Left-right Discrepancy for Adversarial Attack on Stereo Networks
Pengfei Wang, Xiaofei Hui, Beijia Lu, Nimrod Lilith, Jun Liu, Sameer Alam
TL;DR
The paper addresses the vulnerability of stereo networks to adversarial perturbations by exploiting left-right feature mismatches. It introduces a novel left-right warping loss $\ell_w$ that, combined with the disparity loss $\ell_d$, guides perturbations that maximize intermediate feature dissimilarity between left and warped right streams, degrading disparity estimates. It proposes both a white-box attack and a proxy-network black-box attack, demonstrating substantial performance degradation on KITTI 2015 and Scene Flow across three mainstream stereo models, with MAE increases up to $219\%$ and notable left-right feature-similarity drops. The findings highlight a pronounced sensitivity of stereo networks to shallow-layer discrepancies, informing future robustness strategies and suggesting that protecting early-stage features is key to improving reliability in stereo vision systems.
Abstract
Stereo matching neural networks often involve a Siamese structure to extract intermediate features from left and right images.
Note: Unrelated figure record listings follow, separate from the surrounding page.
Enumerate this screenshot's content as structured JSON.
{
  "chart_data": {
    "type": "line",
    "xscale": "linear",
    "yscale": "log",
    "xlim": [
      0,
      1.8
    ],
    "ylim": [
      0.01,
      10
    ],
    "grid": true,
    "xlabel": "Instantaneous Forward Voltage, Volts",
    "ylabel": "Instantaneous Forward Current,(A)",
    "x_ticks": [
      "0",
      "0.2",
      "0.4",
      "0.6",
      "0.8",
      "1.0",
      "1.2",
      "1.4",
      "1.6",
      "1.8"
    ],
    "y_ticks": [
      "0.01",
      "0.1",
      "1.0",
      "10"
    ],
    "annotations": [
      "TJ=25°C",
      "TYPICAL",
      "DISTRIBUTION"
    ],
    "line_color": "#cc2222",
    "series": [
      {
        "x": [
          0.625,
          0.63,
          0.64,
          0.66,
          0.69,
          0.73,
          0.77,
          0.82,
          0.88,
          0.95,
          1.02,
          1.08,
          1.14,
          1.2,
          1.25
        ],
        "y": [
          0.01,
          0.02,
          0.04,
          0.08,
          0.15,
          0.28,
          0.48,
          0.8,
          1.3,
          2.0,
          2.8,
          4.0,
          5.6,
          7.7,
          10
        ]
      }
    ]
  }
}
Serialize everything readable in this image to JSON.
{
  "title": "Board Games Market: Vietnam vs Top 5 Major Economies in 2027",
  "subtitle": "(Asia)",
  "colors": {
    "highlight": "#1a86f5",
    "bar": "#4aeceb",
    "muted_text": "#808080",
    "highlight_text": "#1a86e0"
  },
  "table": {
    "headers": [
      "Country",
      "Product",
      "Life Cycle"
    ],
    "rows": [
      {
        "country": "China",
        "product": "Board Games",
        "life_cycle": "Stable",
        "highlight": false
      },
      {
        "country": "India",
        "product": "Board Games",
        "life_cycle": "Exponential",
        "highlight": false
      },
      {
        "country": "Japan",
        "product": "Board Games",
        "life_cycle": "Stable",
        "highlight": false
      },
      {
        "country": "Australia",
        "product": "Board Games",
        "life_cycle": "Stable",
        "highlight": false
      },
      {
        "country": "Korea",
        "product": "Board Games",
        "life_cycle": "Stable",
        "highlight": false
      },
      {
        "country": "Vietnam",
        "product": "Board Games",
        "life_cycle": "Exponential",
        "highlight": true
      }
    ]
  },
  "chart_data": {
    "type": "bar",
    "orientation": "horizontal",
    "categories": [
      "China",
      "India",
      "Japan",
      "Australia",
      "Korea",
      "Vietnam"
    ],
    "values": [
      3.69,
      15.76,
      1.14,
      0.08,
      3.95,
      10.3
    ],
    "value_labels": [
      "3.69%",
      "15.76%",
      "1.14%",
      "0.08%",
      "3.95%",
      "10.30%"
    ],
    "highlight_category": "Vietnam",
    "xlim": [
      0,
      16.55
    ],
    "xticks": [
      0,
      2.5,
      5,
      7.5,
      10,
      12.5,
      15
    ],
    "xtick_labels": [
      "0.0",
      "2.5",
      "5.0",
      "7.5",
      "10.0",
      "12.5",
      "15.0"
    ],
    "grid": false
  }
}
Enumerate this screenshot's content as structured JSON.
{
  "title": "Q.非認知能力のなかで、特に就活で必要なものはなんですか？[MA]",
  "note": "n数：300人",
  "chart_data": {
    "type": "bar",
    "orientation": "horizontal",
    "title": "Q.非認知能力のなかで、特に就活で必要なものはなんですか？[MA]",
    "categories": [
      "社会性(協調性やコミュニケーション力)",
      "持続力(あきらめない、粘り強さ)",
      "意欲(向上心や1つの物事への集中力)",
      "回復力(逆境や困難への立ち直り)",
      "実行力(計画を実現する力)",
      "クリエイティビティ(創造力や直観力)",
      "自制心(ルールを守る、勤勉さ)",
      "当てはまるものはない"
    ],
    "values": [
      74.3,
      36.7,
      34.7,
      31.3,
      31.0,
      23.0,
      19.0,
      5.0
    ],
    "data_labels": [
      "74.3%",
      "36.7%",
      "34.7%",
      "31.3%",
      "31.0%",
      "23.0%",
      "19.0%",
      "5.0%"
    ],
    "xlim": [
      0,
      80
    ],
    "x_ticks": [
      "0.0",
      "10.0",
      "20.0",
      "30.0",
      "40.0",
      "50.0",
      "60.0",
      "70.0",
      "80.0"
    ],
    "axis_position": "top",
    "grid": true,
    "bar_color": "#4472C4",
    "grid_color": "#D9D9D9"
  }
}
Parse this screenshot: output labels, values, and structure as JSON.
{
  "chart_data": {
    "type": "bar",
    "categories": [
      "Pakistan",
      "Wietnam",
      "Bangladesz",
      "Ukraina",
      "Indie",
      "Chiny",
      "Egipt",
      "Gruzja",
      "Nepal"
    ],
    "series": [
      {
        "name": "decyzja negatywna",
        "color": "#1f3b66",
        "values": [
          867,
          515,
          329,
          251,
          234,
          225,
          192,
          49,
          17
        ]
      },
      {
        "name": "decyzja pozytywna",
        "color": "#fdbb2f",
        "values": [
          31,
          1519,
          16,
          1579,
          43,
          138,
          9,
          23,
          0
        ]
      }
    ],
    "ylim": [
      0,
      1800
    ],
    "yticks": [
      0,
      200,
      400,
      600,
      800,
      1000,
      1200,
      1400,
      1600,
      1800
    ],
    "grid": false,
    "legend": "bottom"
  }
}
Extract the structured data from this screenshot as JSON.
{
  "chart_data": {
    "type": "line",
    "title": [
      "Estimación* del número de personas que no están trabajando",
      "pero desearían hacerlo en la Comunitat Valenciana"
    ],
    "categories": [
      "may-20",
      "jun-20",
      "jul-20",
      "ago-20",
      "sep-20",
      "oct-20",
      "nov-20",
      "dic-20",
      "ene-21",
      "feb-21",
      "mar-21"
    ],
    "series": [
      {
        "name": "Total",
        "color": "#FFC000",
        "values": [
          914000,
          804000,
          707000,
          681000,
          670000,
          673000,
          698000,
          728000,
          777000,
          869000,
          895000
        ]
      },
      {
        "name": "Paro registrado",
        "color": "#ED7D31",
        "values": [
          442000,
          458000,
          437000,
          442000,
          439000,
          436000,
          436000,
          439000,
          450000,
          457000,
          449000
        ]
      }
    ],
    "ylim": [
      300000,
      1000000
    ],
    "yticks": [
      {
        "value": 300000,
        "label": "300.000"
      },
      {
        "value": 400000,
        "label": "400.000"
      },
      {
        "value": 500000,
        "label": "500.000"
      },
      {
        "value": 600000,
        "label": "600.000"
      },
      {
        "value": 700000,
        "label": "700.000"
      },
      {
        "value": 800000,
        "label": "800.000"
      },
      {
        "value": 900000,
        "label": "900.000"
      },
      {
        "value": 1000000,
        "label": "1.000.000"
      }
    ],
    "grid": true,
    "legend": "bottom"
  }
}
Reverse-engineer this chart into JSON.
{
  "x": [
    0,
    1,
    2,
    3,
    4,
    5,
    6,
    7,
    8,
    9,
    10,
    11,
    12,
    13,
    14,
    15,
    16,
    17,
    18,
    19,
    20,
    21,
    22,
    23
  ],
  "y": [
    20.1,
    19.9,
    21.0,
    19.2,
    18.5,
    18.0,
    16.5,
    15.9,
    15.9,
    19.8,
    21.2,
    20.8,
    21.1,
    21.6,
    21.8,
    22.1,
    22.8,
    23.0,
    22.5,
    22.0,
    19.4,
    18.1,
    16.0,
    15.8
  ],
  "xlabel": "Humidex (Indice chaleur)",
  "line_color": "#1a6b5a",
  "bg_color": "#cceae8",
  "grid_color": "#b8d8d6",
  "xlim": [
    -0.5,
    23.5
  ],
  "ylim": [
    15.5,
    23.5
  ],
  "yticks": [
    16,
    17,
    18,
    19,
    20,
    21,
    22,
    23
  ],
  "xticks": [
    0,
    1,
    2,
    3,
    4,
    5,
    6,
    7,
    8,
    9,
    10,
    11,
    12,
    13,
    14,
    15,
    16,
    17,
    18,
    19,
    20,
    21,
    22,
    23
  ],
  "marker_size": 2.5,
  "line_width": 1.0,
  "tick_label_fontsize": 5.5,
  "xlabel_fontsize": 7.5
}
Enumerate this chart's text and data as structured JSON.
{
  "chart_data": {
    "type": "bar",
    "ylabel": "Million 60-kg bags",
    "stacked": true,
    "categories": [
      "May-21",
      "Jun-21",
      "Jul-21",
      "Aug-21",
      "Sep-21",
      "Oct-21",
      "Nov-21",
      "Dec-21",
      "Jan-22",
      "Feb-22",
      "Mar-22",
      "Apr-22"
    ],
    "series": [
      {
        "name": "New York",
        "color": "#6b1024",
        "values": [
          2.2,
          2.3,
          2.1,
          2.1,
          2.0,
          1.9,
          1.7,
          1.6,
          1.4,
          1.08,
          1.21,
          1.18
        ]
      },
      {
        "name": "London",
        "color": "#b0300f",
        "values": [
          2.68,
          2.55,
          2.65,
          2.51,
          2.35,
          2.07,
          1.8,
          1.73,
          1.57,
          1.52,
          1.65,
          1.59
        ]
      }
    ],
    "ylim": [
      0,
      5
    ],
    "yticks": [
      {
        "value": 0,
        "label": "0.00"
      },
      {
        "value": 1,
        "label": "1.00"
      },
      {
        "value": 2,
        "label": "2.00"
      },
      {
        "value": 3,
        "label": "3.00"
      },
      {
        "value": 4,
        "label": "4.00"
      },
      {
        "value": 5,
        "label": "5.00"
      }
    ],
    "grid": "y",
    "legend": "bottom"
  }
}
The similarity between these intermediate left-right features significantly impacts the accuracy of disparity estimation. In this paper, we introduce a novel adversarial attack approach that generates perturbation noise specifically designed to maximize the discrepancy between left and right image features. Extensive experiments demonstrate the superior capability of our method to induce larger prediction errors in stereo neural networks, e.g. outperforming existing state-of-the-art attack methods by 219% MAE on the KITTI dataset and 85% MAE on the Scene Flow dataset. Additionally, we extend our approach to include a proxy network black-box attack method, eliminating the need for access to stereo neural network. This method leverages an arbitrary network from a different vision task as a proxy to generate adversarial noise, effectively causing the stereo network to produce erroneous predictions. Our findings highlight a notable sensitivity of stereo networks to discrepancies in shallow layer features, offering valuable insights that could guide future research in enhancing the robustness of stereo vision systems.